Theorem: Let $V$ be a finite-dimensional vector space over the field $F$ and let $T$ be a linear operator on $V$. Then $T$ is diagonalizable if and only if the minimal polynomial for $T$ has the form $p = (x - c_1) \dots (x - c_k)$ where $c_1, \dots , c_k$ are distinct elements of $F$. $$\color{blue}{\texttt{Example: Choose } V=\mathbb R^3, F=\mathbb R, T=\begin{bmatrix} 1 & 0 & 0\\ 0 & 2 & 1\\ 0 & 0 & 1 \end{bmatrix}, p=(x-1)(x-2), c_1=1, c_2=2 }$$
The proof is: (the (1)(2).. numbers are added by me) Proof
(1) We have noted earlier that, if $T$ is diagonalizable, its minimal polynomial is a product of distinct linear factors (see the discussion prior to Example 4).

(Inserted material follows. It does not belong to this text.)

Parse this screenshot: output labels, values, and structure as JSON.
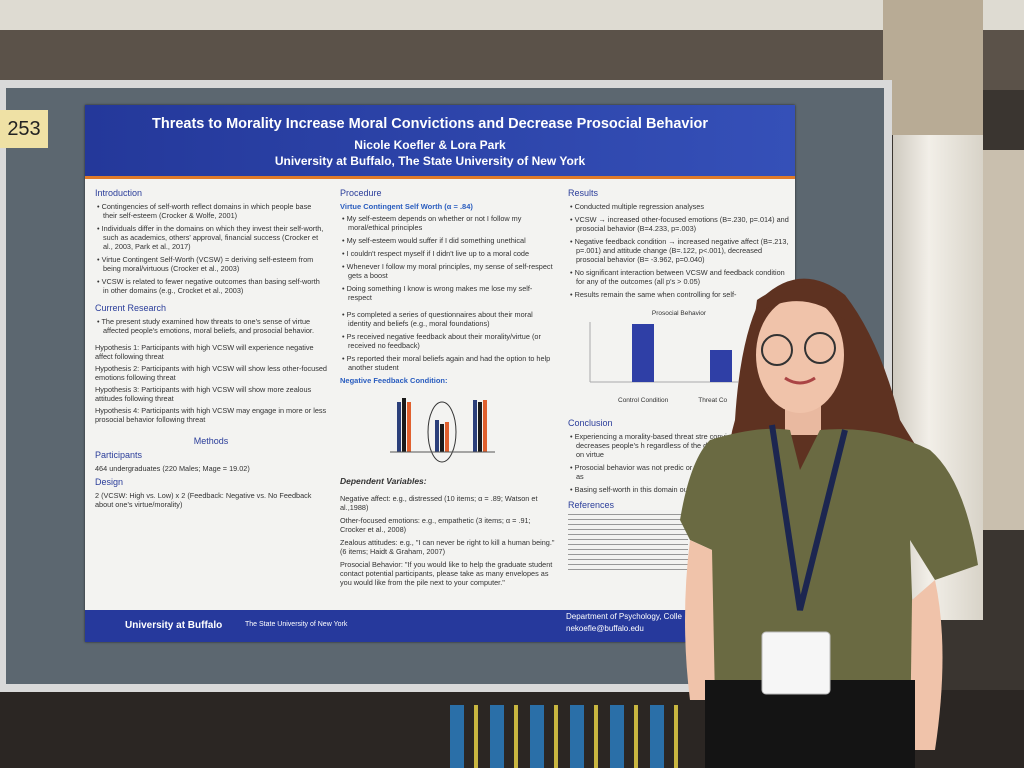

(2)To prove the converse, let $W$ be the subspace spanned by all of the characteristic vectors of $T$, and suppose $W \ne V$. $$\color{blue}{\texttt{characteristic vectors:} v_1=\begin{bmatrix} 1 \\ 0 \\ 0 \end{bmatrix} \texttt{for } c_1=1, v_2=\begin{bmatrix} 0 \\ 1 \\ 0 \end{bmatrix} \texttt{for } c_2=2.\\ W=\langle v1, v2 \rangle, W\ne V=\mathbb R^3. }$$ (3)By the lemma used in the proof of Theorem 5, there is a vector $\alpha$ not in $W$ and a characteristic value $c_j$ of $T$ such that the vector $\beta= (T - c_jI)\alpha$ lies in W. $$\color{blue}{\texttt{Choose: } \alpha=\begin{bmatrix} 0 \\ 0.5 \\ 0.5 \end{bmatrix}, c_j=c_1=1, \\ \beta=\begin{bmatrix} 0&0&0 \\ 0&1&1 \\ 0&0&0 \end{bmatrix} \begin{bmatrix} 0 \\ 0.5 \\ 0.5 \end{bmatrix} =\begin{bmatrix} 0 \\ 1 \\ 0 \end{bmatrix}, \beta=v_2 \in \langle v_1, v_2 \rangle = W. }$$ (4)Since $\beta$ is in $W$, $\beta = \beta_1+\dots\beta_k$ where $T\beta_i = c_i\beta_i$, $1\le i\le k$, and therefore the vector $h(T)\beta = h(c_1)\beta_1+\dots+h(c_k)\beta_k$ is in $W$, for every polynomial $h$.
(5)Now $p = (x-c_j)q$, for some polynomial $q$. $$\color{blue}{ p=(x-1)(x-2)=(x-1)q \Rightarrow q=(x-2) }$$ (6)Also $q- q(c_j) = (x - c_j)h$. $$\color{blue}{ q-q(c_1)=q-q(1)=(x-2)-(1-2)=(x-1)=(x-1)h \Rightarrow h=1 }$$ (7)We have $q(T)\alpha - q(c_j)\alpha = h(T)(T - c_jI)\alpha = h(T)\beta$. $$\color{blue}{ q(T)=(T-2I)=\begin{bmatrix} -1&0&0 \\ 0&0&1 \\ 0&0&-1 \end{bmatrix}, \\ q(T)\alpha=\begin{bmatrix} -1&0&0 \\ 0&0&1 \\ 0&0&-1 \end{bmatrix} \begin{bmatrix} 0 \\ 0.5 \\ 0.5 \end{bmatrix} =\begin{bmatrix} 0 \\ 0.5 \\ -0.5 \end{bmatrix}\\ q(c_j)\alpha=q(c_1)\alpha=q(1)\alpha=(1-2)\alpha=-\alpha=\begin{bmatrix} 0 \\ - 0.5 \\ - 0.5 \end{bmatrix}, \\ q(T)\alpha-q(c_j)\alpha=\begin{bmatrix} 0 \\ 1 \\ 0 \end{bmatrix} = h(T)\beta = 1\beta\\ }$$ (8)But $h(T)\beta$ is in $W$ and, since $0 = p(T)\alpha = (T - c_jI)q(T)\alpha$, $$\color{blue}{ p(T)=0\\ q(T)\alpha = \begin{bmatrix} -1&0&0 \\ 0&0&1 \\ 0&0&-1 \end{bmatrix} \begin{bmatrix} 0 \\ 0.5 \\ 0.5 \end{bmatrix} = \begin{bmatrix} 0 \\ 0.5 \\ -0.5 \end{bmatrix} \\ 0=p(T)\alpha = (T - c_jI)q(T)\alpha = \begin{bmatrix} 0 & 0&0\\ 0& 1&1 \\ 0&0&0 \end{bmatrix} \begin{bmatrix} 0 \\ 0.5 \\ -0.5 \end{bmatrix} }$$ the vector $q(T)\alpha$ is in $W$. $$\color{red}{ q(T)\alpha = \begin{bmatrix} 0 \\ 0.5 \\ -0.5 \end{bmatrix} \notin W= \langle v_1, v_2 \rangle = \left \langle \begin{bmatrix} 1\\ 0 \\ 0 \end{bmatrix} , \begin{bmatrix} 0 \\ 1 \\ 0 \end{bmatrix} \right \rangle\\ \texttt{--What happen? why this step does not tally?} }$$ (9)Therefore, $q(c_j)\alpha$ is in $W$.
(10)Since $\alpha$ is not in $W$, we have $q(c_j) = 0$.
(11)That contradicts the fact that $p$ has distinct roots. QED.